NioCorp Developments (TSE:NB) (OTCMKTS:NIOBF), a Canada-based mineral development company, completed and signed a definitive convertible security funding agreement with an entity managed by The Lind Partners, a New York based asset management firm.
An initial US$4.5mln will be funded pursuant to the issuance of an initial convertible security, which is expected to occur on or around December 24, the Entennial, Colorado-based company said in a statement on Tuesday.
US$1.5mln of the first tranche will be held in escrow pending certain conditions required to be satisfied by December 31.
Lind can increase the funding under the convertible security by an additional US$1.0mln during its two-year term.
Further, provided certain conditions are met, NioCorp will have the right to call an additional US$ 1.0mln under the funding agreement.
The agreement also provides for the issuance of a second convertible security on mutual agreement of the company and Lind, in which Lind would fund up to another US$6.0mln, which can also be increased by US$1.0mln.

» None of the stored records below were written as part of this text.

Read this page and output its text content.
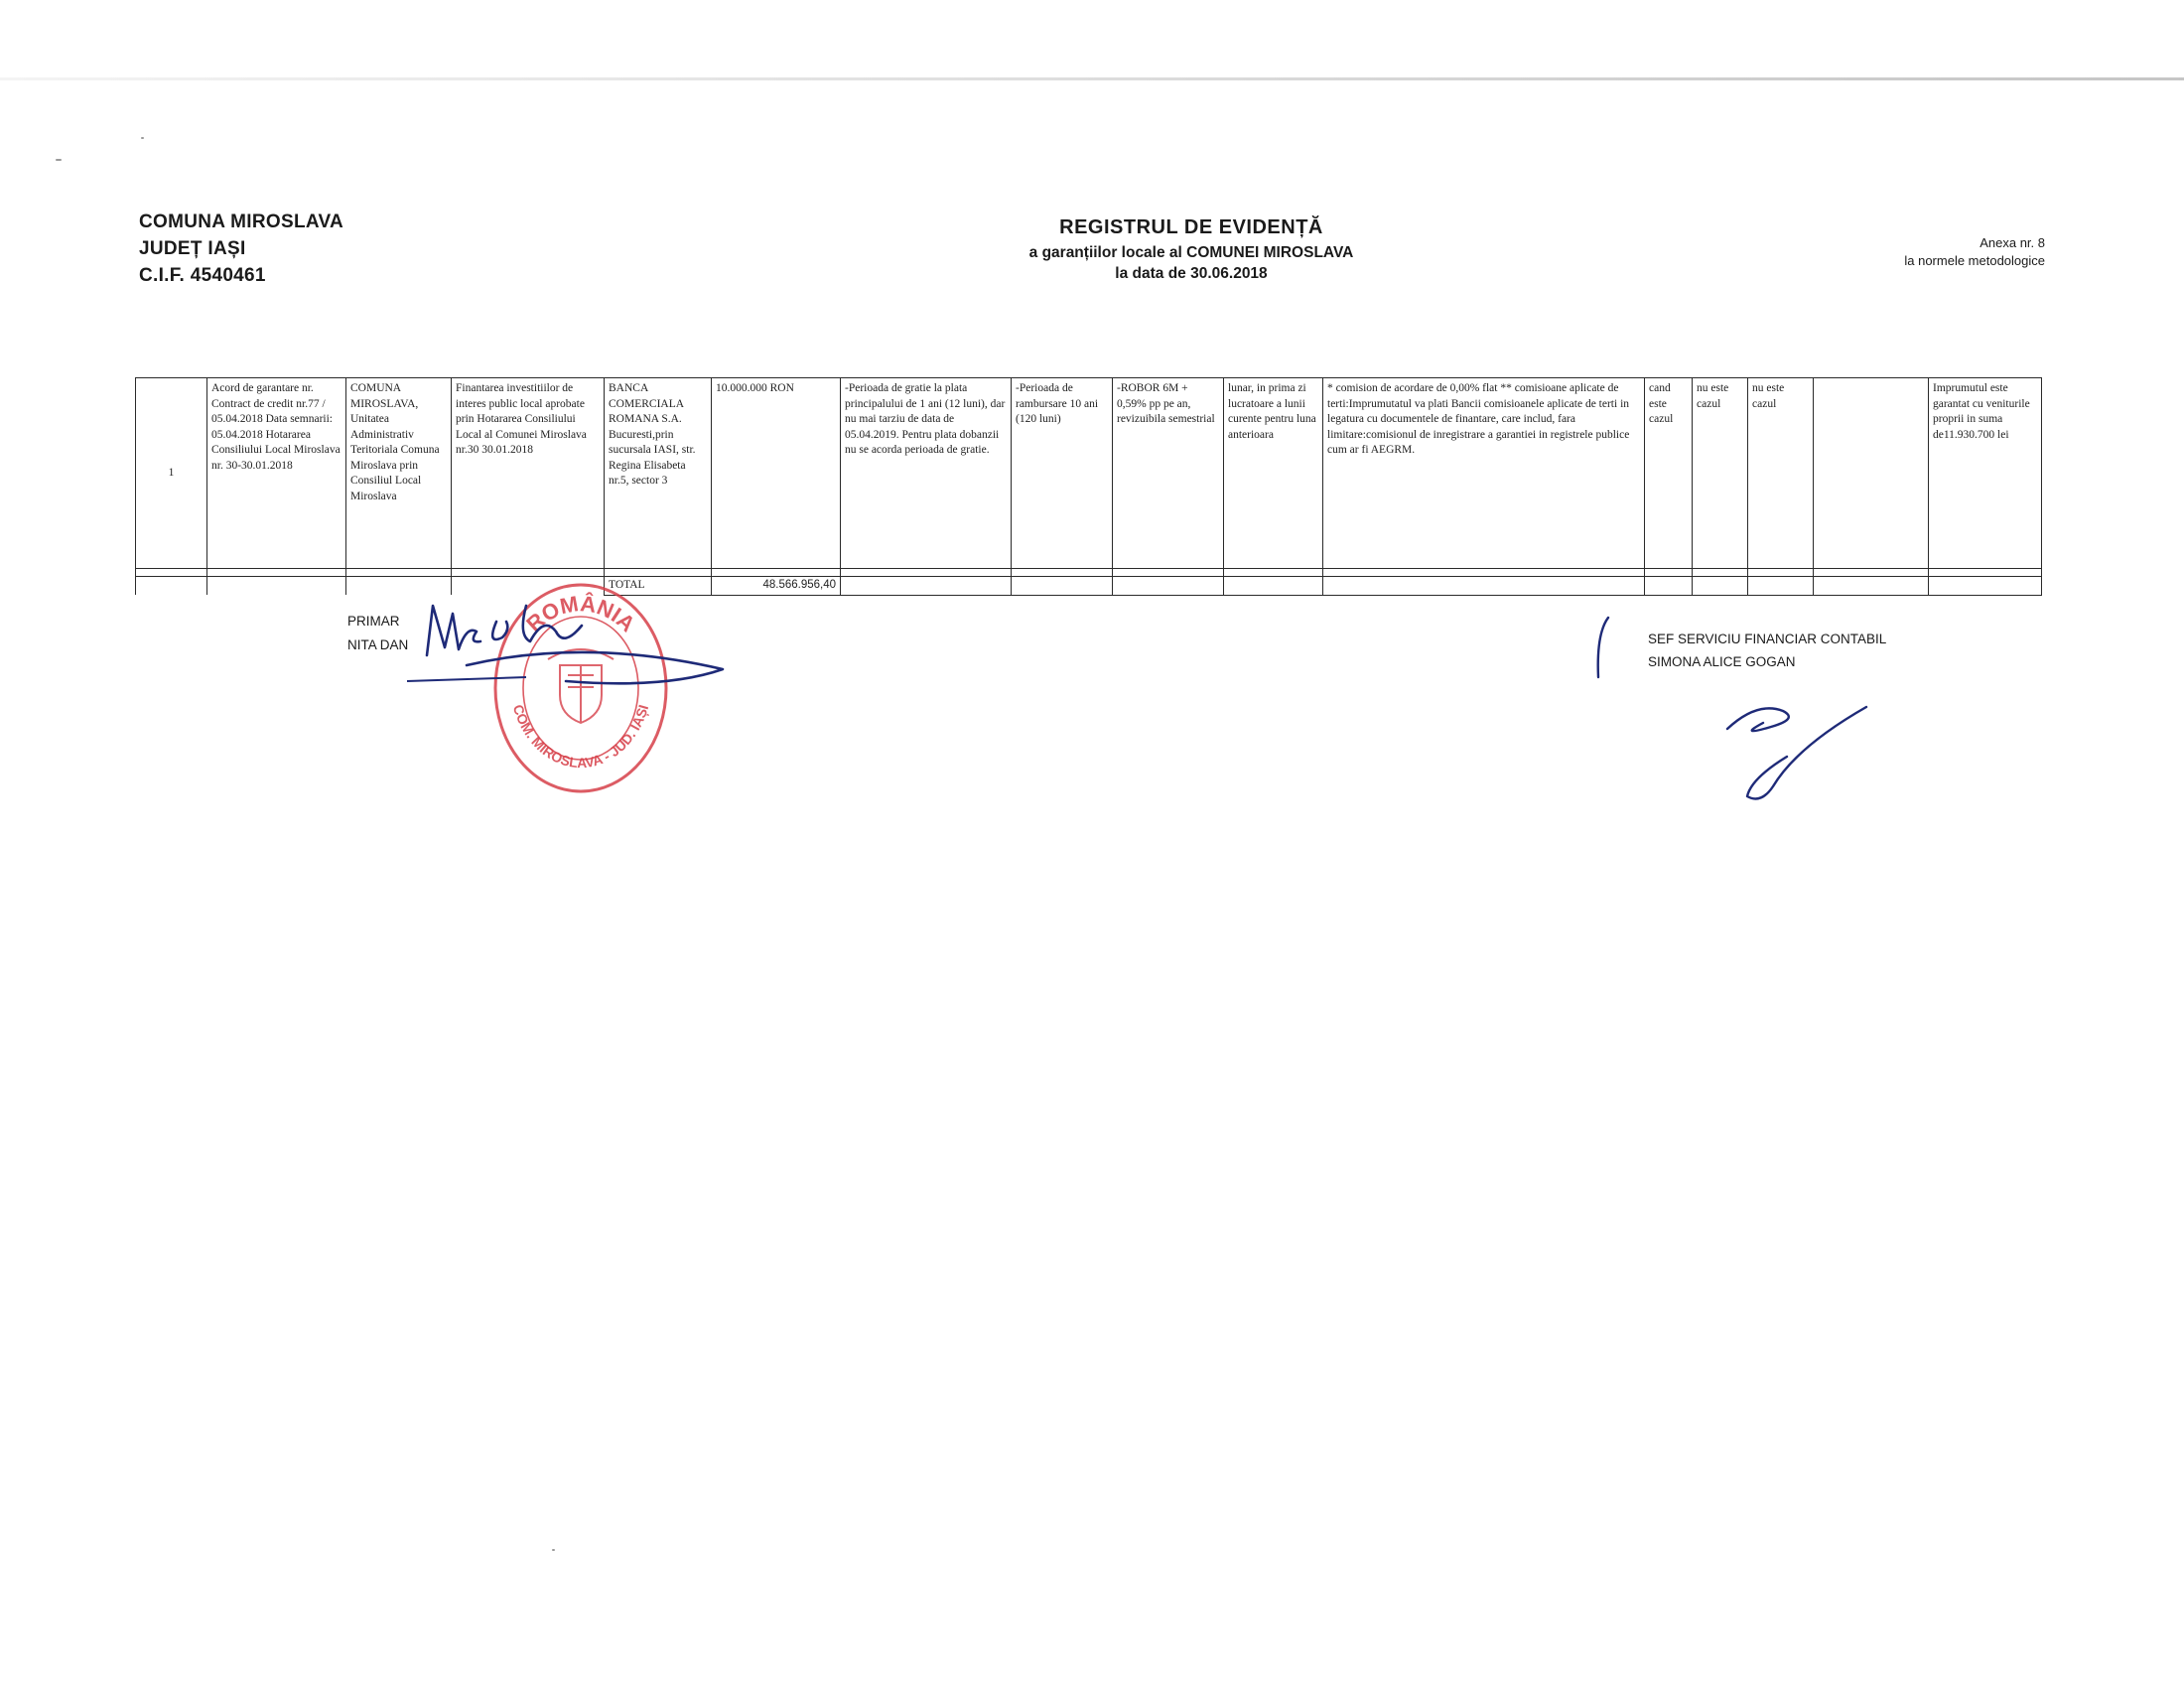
COMUNA MIROSLAVA
JUDEȚ IAȘI
C.I.F. 4540461
REGISTRUL DE EVIDENȚĂ
a garanțiilor locale al COMUNEI MIROSLAVA
la data de 30.06.2018
Anexa nr. 8
la normele metodologice
1	Acord de garantare nr. Contract de credit nr.77 / 05.04.2018 Data semnarii: 05.04.2018 Hotararea Consiliului Local Miroslava nr. 30-30.01.2018	COMUNA MIROSLAVA, Unitatea Administrativ Teritoriala Comuna Miroslava prin Consiliul Local Miroslava	Finantarea investitiilor de interes public local aprobate prin Hotararea Consiliului Local al Comunei Miroslava nr.30 30.01.2018	BANCA COMERCIALA ROMANA S.A. Bucuresti,prin sucursala IASI, str. Regina Elisabeta nr.5, sector 3	10.000.000 RON	-Perioada de gratie la plata principalului de 1 ani (12 luni), dar nu mai tarziu de data de 05.04.2019. Pentru plata dobanzii nu se acorda perioada de gratie.	-Perioada de rambursare 10 ani (120 luni)	-ROBOR 6M + 0,59% pp pe an, revizuibila semestrial	lunar, in prima zi lucratoare a lunii curente pentru luna anterioara	* comision de acordare de 0,00% flat ** comisioane aplicate de terti:Imprumutatul va plati Bancii comisioanele aplicate de terti in legatura cu documentele de finantare, care includ, fara limitare:comisionul de inregistrare a garantiei in registrele publice cum ar fi AEGRM.	cand este cazul	nu este cazul	nu este cazul		Imprumutul este garantat cu veniturile proprii in suma de11.930.700 lei

				TOTAL	48.566.956,40										
PRIMAR
NITA DAN
ROMÂNIA
COM. MIROSLAVA - JUD. IAȘI
SEF SERVICIU FINANCIAR CONTABIL
SIMONA ALICE GOGAN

"Lind's funding will help them complete the bankable feasibility study, the results of which will be key to unlocking the value of this project. We look forward to seeing the results of the BFS soon," Phillip Valliere, a Managing Director at The Lind Partners, said in the statement.
"This funding will move us further along toward completion of a bankable feasibility study for our Elk Creek project, which will then help to set the stage for us to acquire project financing and begin construction of our mine and processing facility in Nebraska," Mark Smith, NioCorp's Executive Chairman, was quoted as saying.
Each convertible security has a two-year term from the date of issue and will incur a simple interest rate obligation of 10% on the amount funded that is prepaid and attributed to its face value upon the issuance of each convertible ecurity.
The convertible security is secured by the assets of the company.
The company has agreed to pay a fee of US$135,000 for each of the first tranche and second tranche.
Lind will be entitled to convert the convertible securities in monthly installments over the term, and the conversion will be at a price per share of 85% of the five-day trailing volume-weighted average price of the common shares prior to the date that notice of conversion is provided by Lind.
The agreement contains restrictions on how much of the convertible securities may be converted in any particular month.
NioCorp has the option to buy-back up to 70% of the convertible security in cash at any time for a nominal premium.
Lind will also be entitled to accelerate its conversion right to the full amount of the face value or demand repayment of the face value in cash upon a default and other designated events.
NioCorp is developing the Elk Creek Niobium / Scandium / Titanium project in Southeast Nebraska.
Shares were trading down 1.7% at C$0.59 at 12:44 p.m. in Toronto, reversing an earlier increase to as high as C$0.62.